(Adds details, context)
By Stanley Carvalho
ABU DHABI, June 8 (Reuters) - Abu Dhabi’s state investor International Petroleum Investment Company (IPIC), which merged with state investment fund Mubadala Development Company last month, said it returned to profit in 2016, helped by a sharp drop in impairments and lower feedstock costs.
IPIC owns energy assets across the world, including Spanish firm Cepsa and Canadian petrochemical maker NOVA Chemicals, and a majority stake in Austrian plastics company Borealis.
It reported on Thursday a net profit attributable to equity holders of $446 million in 2016. In 2015 it had fallen into the red with a net loss of $2.6 billion.
Revenues for 2016 fell to $33.8 billion, from $35.8 billion in 2015 due to lower oil prices.
Despite lower revenues, IPIC made a profit thanks to lower feedstock costs, higher petrochemicals industry margins and lower impairments across the group, it said.
Impairments fell sharply to $180 million in 2016 compared to $4.8 billion in the previous year, its financial statement showed.

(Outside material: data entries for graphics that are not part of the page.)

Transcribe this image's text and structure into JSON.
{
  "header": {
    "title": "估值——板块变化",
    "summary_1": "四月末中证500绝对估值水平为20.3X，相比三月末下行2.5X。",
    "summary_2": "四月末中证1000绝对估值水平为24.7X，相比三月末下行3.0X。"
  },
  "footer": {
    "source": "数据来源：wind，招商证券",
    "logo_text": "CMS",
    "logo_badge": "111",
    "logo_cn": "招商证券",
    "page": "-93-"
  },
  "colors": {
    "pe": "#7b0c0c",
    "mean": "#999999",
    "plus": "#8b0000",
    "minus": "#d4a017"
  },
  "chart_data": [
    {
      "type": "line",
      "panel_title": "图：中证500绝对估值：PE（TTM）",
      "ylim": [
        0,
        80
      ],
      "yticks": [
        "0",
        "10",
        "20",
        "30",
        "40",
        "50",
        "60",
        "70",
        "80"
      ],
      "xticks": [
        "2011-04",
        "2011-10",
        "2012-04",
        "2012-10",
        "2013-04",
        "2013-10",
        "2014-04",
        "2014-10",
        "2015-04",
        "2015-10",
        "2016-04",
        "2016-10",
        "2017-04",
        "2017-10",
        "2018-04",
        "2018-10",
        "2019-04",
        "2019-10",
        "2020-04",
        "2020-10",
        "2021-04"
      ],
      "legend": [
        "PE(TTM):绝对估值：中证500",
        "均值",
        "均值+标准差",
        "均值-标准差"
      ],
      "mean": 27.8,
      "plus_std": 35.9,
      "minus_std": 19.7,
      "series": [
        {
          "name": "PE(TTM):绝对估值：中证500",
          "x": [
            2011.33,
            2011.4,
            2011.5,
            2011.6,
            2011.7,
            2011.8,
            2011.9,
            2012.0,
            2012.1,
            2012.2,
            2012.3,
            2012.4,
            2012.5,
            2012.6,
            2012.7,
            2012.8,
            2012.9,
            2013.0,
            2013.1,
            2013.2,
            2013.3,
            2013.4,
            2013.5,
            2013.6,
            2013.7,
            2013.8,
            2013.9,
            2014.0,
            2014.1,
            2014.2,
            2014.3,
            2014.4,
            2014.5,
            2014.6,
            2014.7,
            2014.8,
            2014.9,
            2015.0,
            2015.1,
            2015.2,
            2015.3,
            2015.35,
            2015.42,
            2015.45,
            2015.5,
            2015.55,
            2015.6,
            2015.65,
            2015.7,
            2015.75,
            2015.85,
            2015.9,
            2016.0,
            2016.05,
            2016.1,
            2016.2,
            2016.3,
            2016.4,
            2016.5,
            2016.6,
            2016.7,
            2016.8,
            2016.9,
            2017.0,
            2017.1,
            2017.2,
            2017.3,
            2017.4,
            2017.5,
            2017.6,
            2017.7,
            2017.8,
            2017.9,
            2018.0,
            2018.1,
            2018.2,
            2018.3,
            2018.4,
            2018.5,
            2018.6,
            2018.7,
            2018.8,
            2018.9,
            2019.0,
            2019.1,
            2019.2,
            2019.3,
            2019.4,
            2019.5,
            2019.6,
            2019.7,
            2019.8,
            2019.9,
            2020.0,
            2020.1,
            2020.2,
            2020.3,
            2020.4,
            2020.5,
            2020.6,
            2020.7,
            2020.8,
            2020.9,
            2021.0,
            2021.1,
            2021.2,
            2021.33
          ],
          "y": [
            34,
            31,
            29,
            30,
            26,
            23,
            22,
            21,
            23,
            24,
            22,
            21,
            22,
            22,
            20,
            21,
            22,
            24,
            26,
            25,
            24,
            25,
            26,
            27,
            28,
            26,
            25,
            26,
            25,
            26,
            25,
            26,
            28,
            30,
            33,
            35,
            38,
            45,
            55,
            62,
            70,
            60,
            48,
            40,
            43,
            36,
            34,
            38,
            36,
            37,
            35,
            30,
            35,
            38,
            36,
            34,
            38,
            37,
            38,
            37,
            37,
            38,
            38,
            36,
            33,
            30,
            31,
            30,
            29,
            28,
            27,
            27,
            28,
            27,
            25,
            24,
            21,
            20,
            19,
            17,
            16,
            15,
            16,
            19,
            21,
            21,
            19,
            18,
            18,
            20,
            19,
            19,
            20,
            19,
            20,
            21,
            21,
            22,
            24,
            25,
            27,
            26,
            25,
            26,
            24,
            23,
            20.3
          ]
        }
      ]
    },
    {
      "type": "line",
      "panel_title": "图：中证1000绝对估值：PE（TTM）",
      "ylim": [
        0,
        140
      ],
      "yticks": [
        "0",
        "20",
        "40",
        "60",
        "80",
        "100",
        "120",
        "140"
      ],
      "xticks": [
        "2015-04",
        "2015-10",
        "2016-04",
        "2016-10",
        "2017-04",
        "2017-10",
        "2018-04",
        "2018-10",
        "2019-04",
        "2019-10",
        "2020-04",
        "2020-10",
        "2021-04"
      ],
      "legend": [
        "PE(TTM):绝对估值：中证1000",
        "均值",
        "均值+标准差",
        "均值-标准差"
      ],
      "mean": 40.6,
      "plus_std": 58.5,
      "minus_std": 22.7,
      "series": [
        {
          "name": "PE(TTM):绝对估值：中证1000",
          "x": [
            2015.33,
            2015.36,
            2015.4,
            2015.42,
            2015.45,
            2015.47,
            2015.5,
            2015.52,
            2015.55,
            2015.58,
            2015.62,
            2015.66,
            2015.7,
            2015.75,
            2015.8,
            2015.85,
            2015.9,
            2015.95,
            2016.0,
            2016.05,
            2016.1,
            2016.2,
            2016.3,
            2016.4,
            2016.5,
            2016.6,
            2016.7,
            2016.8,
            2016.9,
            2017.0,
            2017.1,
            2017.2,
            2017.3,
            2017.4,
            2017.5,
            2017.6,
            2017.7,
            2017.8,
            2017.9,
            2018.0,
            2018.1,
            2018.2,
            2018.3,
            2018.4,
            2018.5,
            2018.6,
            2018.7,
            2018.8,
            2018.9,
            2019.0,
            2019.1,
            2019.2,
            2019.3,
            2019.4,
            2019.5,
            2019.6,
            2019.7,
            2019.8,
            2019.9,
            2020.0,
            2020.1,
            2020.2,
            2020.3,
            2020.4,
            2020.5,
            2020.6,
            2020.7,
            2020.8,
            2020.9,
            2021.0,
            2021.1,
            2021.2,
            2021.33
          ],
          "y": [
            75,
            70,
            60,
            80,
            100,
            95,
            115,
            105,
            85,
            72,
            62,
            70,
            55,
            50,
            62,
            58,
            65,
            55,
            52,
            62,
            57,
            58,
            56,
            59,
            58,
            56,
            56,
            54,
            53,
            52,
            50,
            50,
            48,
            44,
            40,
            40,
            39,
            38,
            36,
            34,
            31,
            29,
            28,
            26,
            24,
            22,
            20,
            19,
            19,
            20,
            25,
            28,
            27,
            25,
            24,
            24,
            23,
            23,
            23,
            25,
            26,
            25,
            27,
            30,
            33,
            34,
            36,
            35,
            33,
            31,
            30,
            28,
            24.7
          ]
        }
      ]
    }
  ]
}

The firm’s total assets stood at $55 billion at the end of 2016, slightly lower than $57 billion in 2015, and its net debt decreased to $19.7 billion in 2016 from $22.2 billion in 2015.
Earlier this year IPIC and Malaysia’s state fund 1Malaysia Development Berhad (1MDB) reached an agreement to settle a debt dispute.
IPIC and Mubadala Development Company began operations as a merged entity on May 1 this year.